Ein Kleeblatt soll Glück bringen
Verkehrsströme, Sport und Kleingartenidylle


Schöneberger Autobahnkreuz

Unsere Serie heißt "Orte und Plätze", dabei denkt man an intakte urbane Strukturen, wo man arbeitet, wohnt und Freizeit genießt. Betrachten wir Schöneberg von oben, fällt eine große Fläche ins Auge, die auf den ersten Blick keiner der genannten Funktionen dient: Das Autobahnkreuz Schöneberg. Es ähnelt einem Kleeblatt. Diese Form resultiert aus einer kreuzungsfreien Verteilung der Verkehrsströme.

Die Zerstörungen des Straßennetzes im Zweiten Weltkrieg und die zunehmende Motorisierung in den fünfziger Jahren hatten völlig neue Verkehrskonzeptionen zur Folge. Ein Schnellstrassennetz mit der Autobahn "Stadtring Berlin" im Zuge des S-Bahnringes und vier Tangenten am Stadtkern entlang, die ebenfalls den S-Bahn-Linien folgen, waren Hauptbestandteil der Planung. Mit dem Bau des Autobahnnetzes in Berlin wurde 1956 begonnen. Der Abschnitt Steglitz-Schöneberg war in den Jahren 1961-1963 errichtet worden, der südliche Ring zwischen Mecklenburgische Straße und Innsbrucker Platz zwischen 1963 und 1969. 1978 wurde das schwierige Bauwerk am Innsbrucker Platz fertiggestellt, die Weiterführung nach Tempelhof bis 1981 durchgeführt.

Damals gab es nicht nur Befürworter der Planung. Die sogenannte Westtangente, die von Schöneberg bis zum Potsdamer Platz führen sollte, war heftig umstritten, da sie mitten durch ein Wohngebiet führen sollte. Anfang der neunziger Jahre wurden die Pläne im Rahmen der damaligen Koalitionsverhandlungen auf Eis gelegt.

So berechtigt die Ablehnung für die Anwohner auch gewesen sein mag, so wichtig erweist sich heute das Autobahnnetz. Solange das wirtschaftliche Funktionieren einer Innenstadt von der Erreichbarkeit abhängt - man vergleiche nur die heutige Diskussion aufgrund der notwendigen Umsetzung der Feinstaubrichtlinien - wird das Netz unverzichtbar sein. Wie sich unsere Stadt in einigen Jahrzehnten weiterentwickelt haben wird - gerade vor dem Hintergrund der Verlagerung von Arbeitsplätzen und dem Traum vom Wohnen im Grünen - vermag noch keiner einzuschätzen.
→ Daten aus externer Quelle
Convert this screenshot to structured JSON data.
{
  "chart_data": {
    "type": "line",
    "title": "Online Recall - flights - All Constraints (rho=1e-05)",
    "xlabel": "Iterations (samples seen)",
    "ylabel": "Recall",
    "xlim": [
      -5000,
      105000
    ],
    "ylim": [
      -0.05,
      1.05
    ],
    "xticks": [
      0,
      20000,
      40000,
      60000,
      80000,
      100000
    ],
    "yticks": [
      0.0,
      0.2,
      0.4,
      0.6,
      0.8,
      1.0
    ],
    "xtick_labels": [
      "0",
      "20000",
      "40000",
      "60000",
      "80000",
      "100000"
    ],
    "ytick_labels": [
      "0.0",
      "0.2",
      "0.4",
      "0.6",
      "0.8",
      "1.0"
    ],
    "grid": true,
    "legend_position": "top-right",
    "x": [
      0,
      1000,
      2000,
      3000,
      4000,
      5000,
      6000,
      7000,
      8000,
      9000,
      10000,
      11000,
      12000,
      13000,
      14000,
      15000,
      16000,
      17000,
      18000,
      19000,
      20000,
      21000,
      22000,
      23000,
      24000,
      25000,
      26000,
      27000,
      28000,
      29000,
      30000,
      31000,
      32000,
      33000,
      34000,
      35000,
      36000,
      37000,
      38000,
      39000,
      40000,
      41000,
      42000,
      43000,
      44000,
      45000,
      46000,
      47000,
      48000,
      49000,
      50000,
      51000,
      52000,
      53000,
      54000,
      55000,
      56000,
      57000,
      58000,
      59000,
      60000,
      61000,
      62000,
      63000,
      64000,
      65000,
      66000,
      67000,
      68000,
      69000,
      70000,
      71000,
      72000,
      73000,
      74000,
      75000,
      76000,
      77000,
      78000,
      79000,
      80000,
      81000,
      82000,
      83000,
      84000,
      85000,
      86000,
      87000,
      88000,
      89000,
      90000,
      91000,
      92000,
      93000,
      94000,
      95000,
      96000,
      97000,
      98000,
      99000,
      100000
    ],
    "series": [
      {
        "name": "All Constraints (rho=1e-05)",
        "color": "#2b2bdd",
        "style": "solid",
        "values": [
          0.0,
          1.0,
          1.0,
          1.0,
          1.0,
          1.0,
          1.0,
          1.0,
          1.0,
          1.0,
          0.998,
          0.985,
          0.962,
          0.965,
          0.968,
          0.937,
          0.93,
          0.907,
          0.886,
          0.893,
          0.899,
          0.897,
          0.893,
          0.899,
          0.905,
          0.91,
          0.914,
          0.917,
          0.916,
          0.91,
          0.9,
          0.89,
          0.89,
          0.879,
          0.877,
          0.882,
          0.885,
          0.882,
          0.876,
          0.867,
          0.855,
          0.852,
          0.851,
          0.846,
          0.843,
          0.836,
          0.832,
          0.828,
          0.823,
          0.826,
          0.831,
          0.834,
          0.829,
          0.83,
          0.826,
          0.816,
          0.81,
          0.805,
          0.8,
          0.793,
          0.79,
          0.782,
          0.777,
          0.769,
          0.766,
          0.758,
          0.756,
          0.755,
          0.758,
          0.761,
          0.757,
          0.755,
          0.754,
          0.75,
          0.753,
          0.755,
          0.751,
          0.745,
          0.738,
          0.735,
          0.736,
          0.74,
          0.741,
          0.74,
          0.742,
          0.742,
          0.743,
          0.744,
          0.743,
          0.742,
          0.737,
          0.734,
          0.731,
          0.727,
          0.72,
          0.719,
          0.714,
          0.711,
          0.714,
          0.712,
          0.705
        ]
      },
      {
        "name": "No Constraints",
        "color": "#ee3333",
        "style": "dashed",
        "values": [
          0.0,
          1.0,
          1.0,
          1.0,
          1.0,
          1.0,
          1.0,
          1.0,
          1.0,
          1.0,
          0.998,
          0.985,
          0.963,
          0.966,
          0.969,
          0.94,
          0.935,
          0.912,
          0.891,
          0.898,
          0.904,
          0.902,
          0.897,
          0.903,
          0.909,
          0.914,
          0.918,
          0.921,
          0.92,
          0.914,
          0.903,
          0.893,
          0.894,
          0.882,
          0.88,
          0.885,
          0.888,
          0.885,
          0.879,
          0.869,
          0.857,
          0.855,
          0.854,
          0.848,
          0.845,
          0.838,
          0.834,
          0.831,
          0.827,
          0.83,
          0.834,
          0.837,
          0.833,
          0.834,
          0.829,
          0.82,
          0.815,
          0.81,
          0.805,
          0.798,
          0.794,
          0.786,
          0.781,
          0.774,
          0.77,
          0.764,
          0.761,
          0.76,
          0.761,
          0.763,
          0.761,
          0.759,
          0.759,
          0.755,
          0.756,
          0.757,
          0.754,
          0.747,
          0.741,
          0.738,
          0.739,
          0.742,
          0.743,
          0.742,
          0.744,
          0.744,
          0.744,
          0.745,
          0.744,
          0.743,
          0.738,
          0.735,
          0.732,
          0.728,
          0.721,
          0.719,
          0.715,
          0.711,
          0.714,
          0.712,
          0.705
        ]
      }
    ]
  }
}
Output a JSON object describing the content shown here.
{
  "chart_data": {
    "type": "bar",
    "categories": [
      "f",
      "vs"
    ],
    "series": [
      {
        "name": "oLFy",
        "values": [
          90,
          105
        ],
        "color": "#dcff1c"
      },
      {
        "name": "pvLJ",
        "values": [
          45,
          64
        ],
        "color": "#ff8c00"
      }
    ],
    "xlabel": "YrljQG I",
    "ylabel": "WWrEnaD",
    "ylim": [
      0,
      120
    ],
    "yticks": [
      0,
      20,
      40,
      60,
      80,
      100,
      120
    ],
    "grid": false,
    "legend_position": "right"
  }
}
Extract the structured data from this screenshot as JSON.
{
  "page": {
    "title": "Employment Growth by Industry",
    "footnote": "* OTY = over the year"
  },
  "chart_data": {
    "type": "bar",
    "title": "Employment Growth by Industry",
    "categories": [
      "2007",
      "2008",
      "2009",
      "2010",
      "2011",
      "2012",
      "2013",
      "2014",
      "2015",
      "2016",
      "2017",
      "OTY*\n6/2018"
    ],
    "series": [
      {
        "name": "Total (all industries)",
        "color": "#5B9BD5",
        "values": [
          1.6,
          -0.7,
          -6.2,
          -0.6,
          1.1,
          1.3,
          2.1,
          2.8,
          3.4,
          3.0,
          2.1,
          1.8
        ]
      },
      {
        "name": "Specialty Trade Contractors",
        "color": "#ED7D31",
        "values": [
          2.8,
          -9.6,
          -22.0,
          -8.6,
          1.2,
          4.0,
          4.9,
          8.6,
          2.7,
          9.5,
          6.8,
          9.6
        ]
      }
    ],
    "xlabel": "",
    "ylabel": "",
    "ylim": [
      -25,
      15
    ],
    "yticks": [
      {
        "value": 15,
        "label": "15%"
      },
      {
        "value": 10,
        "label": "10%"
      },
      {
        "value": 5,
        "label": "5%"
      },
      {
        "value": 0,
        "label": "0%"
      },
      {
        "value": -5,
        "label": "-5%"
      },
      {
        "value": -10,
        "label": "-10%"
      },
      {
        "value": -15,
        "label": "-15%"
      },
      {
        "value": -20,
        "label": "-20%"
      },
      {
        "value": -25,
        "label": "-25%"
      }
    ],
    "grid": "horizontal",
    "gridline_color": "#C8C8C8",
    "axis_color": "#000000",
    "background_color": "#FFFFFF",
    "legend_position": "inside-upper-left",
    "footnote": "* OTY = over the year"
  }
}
Was war vorher da am Schöneberger Kreuz? Alte Pläne zeigen an dieser Stelle einen Sportplatz, einen Friedhof und unbebautes Bahngelände, auf dem die Kleingartenkolonien des Südgeländes entstanden. Flächen für den Sport gab es nach dem Bau auch weiterhin. Durch das in den siebziger Jahren entstandene Sportzentrum Schöneberg hat sich hier ein Austragungsort mit überregionaler Bedeutung etabliert.

Ehemalige Radrennbahn, Foto: Th. Protz

Die Radrennbahn passte genau in eine von einem Zubringer eingeschlossene Fläche. Ich fragte mich schon als Schülerin, ob die Luftqualität hier gut sei... Aber diese Bedenken waren bei der Errichtung noch nicht ins allgemeine Bewusstwein eingeflossen. Nun sind diese Befürchtungen überholt, da eine neue Planung die Errichtung eines Einrichtungshauses vorsieht. In einem Bebauungsplanverfahren wird der Standort planungsrechtlich gesichert. Heute werden selbstverständlich Fragen der Luft- und Lärmbelastung und Bodenverunreinigung im Verfahren sorgfältig geprüft und - falls erforderlich - Gegenmaßnahmen gefordert. Ersatzflächen für die verlorengehende Sportnutzung werden ebenfalls ausgewiesen.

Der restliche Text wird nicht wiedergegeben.